Esa esperanza es, en definitiva, la esperanza del cielo: una esperanza que se hace realidad cada vez que celebramos la cena de las bodas del Cordero. El reto que propone este libro consiste en aportar a nuestras familias, a nuestras comunidades, a nuestra sociedad y a nuestra civilización la sobreabundancia de gracia que se desborda de la vida sacramental de la Iglesia. El mismo poder capaz de transformar a las almas es capaz de transformar el mundo. De nosotros depende que rinda sus frutos.

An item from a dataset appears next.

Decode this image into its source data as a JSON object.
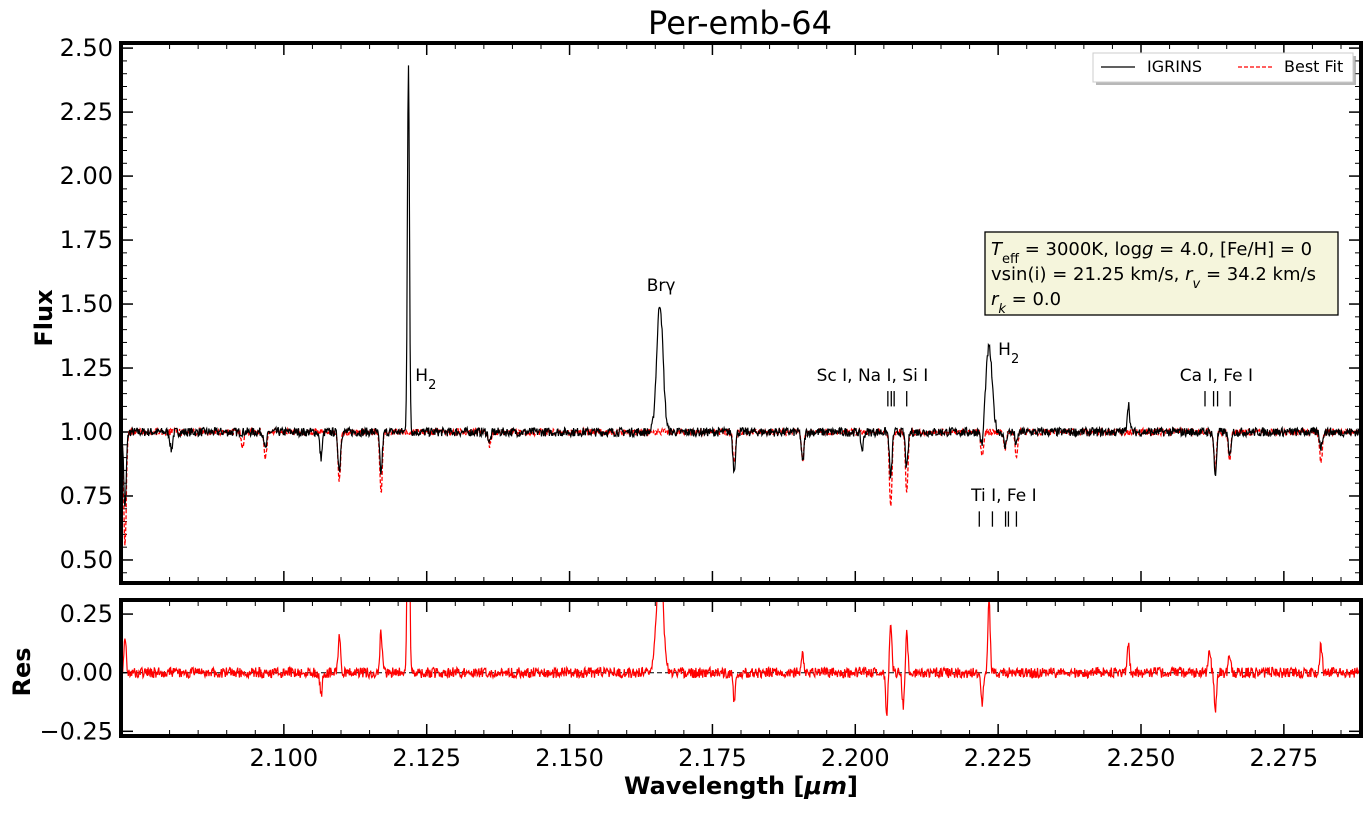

[1] A lo largo de este libro, a menos que se indique claramente lo contrario, con el término «liberalismo» no me refiero a las políticas que se asocian al Partido Demócrata norteamericano o al centro izquierda en general, sino a la línea predominante en el pensamiento político occidental desde la Ilustración. El liberalismo sitúa los derechos y libertades del individuo en el centro de la constelación formada por los valores políticos, en detrimento de los deberes comunitarios y la búsqueda del bien común. Por eso el liberalismo no concibe la sociedad como un todo orgánico compuesto por distintos bienes adecuados a ese todo, sino como un conjunto de individuos autónomos que persiguen sus bienes particulares. El secularismo es un acelerador del liberalismo y erosiona el énfasis del cristianismo en la verdad, el amor y el servicio que han hecho a las sociedades liberales humanas y sostenibles.